MARCEL MENDY, COODONNATEUR DE LA CELLULE DE COMMUNICATION DES CAE : «On ne peut pas reprocher aux Sénégalais de ne pas s’intéresser à ce procès»
Les Sénégalais n’ont rien à avoir avec le procès d’Hissein Habré. Ce qui justifie ce «désintéressement». C’est ce qu’a relevé, le Coordonnateur de la Cellule de communication des Chambres Africaines Extraordinaires (Cae). Selon Marcel Mendy, cette affaire est «tchado-tchadienne». Elle ne concerne le Sénégal que par accident de l’histoire. «Ce sont les tchadiens qui ont porté plainte. La plupart des victimes sont du Tchad», a-t-il rappelé. Pour lui, si le Sénégal est impliqué dans cette affaire, c’est parce que tout simplement, le procès est organisé sur ses terres et qu’il y a des victimes sénégalaises notamment Abdourahmane Gaye et la dame Demba Gueye.
Pour Marcel Mendy, l’engouement noté juste au début peut s’expliquer par les faits nouveaux constatés dans le procès. «C’est la première fois qu’un ancien chef d’Etat soit jugé en Afrique. Ensuite, au Sénégal, on n’a jamais vu des vidéos conférences dans un procès. Les gens ont voulu savoir comment est-ce possible. Cette curiosité a fait que nous avons pu enregistrer une certaine affluence dans la salle 4 du Palais de Justice au début du procès», a dit Marcel Mendy.
MBAYE SENE, AVOCAT D’HISSEIN HABRE : «Les gens se sont rendus compte, très vite, que c’était une farce»
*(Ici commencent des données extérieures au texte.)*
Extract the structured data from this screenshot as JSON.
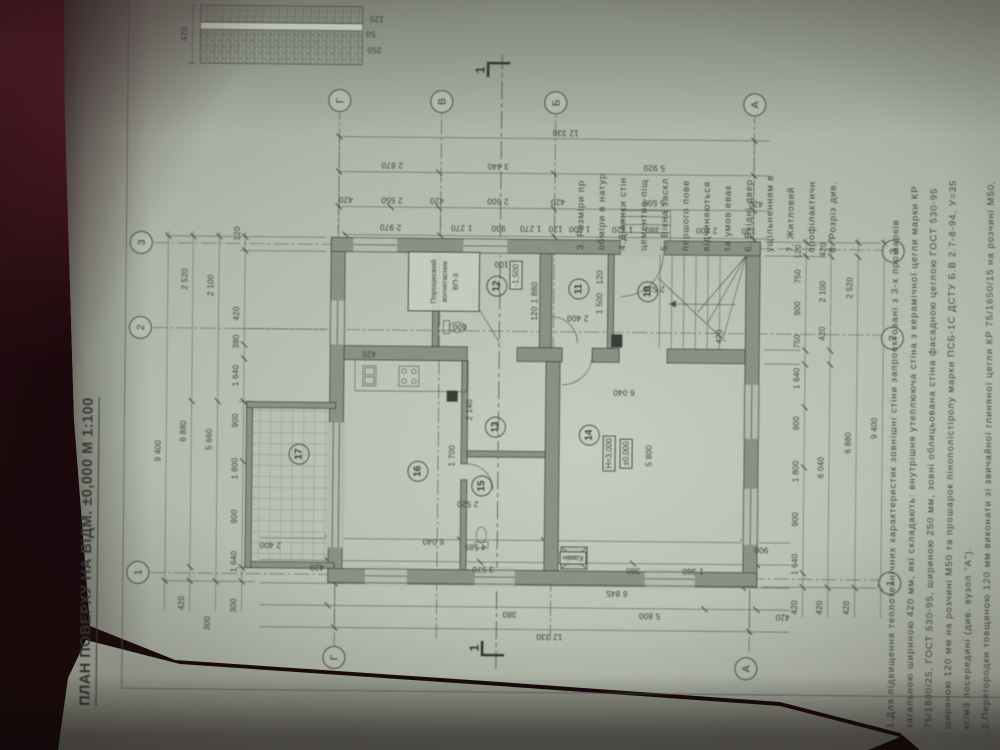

Selon l’avocat d’Hissein Habré, Me Mbaye Sène, le désintérêt manifesté au fur et mesure que le procès Habré perdurait se justifie par son manque d’importance. «Les gens se sont rendus compte, très vite, que c’étais une farce. Il n’y a que des gens qui viennent raconter des histoires du matin au soir. Et les gens ont été dégoutés. Le public a déserté la salle. Les journalistes ne trouvaient plus d’intérêt à venir. C’était un seul son de cloche: des gens qui venaient raconter des histoires qu’ils n’ont jamais vécues».
Mieux, estime Me Mbaye Sène, l’acte d’accusation n’a été fait que pour charger l’ancien président tchadien. «L’enquête n’a pas été faite à décharge. Tous ceux qui ont été entendus, l’ont été pour charger Hissein Habré. L’accusation n’a pas cherché du tout à entendre des témoins à décharge. On l’a toujours décrié. Même le dernier témoin qui a été entendu et que les gens ont voulu présenter comme étant un témoin de la défense, n’est pas un témoin de la défense. C’est un témoin de l’accusation. Seulement, nous avons constaté que chaque fois qu’il a été programmé pour comparaitre, le parquet nous a servi une version que nous ne comprenions pas du tout, pour expliquer son absence. Nous avons insisté auprès de la Chambre africaine extraordinaire d’assises pour que le parquet fasse tout pour le faire comparaitre, c’est tout. Mais il n’est pas notre témoin. Il n’y pas eu de témoins de la défense. Tous ont été entendus à charge», a-t-il-déploré.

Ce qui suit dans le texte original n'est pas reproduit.